The search was complicated by several factors. One was that by the time the meteors crossed all the time zones
from Western Canada to reach the ships in the South Atlantic, it was after midnight and therefore the relevant
local date was Feb. 10. Additionally, the Earth continued to rotate beneath the meteor procession, effectively
moving the track farther west than expected if it were a simple great circle arc. But after an extended search,
the seven ships in the South Atlantic off the Brazilian coast turned up to provide valuable data reporting the event.
"This is the most complete map ever drawn of the ground track of the procession.
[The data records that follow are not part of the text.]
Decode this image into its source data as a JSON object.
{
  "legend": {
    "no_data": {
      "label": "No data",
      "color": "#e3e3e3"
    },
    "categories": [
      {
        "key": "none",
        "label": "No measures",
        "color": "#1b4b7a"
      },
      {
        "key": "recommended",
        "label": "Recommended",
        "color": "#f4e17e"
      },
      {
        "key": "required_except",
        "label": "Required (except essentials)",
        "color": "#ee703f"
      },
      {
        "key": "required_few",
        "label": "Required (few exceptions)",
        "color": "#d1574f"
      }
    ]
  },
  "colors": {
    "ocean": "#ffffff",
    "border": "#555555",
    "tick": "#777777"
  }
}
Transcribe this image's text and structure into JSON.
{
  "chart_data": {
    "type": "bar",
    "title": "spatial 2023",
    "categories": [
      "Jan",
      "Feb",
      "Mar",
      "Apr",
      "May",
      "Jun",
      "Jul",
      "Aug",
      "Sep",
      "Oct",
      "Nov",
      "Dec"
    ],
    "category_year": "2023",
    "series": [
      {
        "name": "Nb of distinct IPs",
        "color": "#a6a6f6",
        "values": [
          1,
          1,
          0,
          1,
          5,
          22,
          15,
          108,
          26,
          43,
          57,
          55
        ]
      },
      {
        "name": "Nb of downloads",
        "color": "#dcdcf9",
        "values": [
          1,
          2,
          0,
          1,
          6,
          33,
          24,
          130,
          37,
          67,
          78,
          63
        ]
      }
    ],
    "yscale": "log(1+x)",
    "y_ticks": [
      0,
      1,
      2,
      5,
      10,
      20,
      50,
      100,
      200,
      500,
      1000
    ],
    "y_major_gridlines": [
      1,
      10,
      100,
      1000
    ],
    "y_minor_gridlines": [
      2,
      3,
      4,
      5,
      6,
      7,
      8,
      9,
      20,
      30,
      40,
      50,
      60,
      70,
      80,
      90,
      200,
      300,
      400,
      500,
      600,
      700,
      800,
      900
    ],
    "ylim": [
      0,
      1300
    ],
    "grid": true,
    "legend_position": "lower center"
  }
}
The known ground track is now
more than 7,000 miles long," Olson said. "The seven ship accounts are all newly-discovered for this article.
The archivists helped us to find new information about one of the greatest meteor events."
Unfortunately, the ultimate fate of the spectacular meteor procession will likely never be known.
"They disappeared into the really obscure South Atlantic, outside of the well-traveled shipping lanes," Olson said.
"We would like to locate more reports, but we’ve had no luck so far finding accounts from Brazil, islands in the
South Atlantic, South Africa and Australia. But the procession was still going strong when seen by the last ship."
Olson and Hutcheon publish their findings in the February 2013 issue of Sky & Telescope magazine, on newsstands now.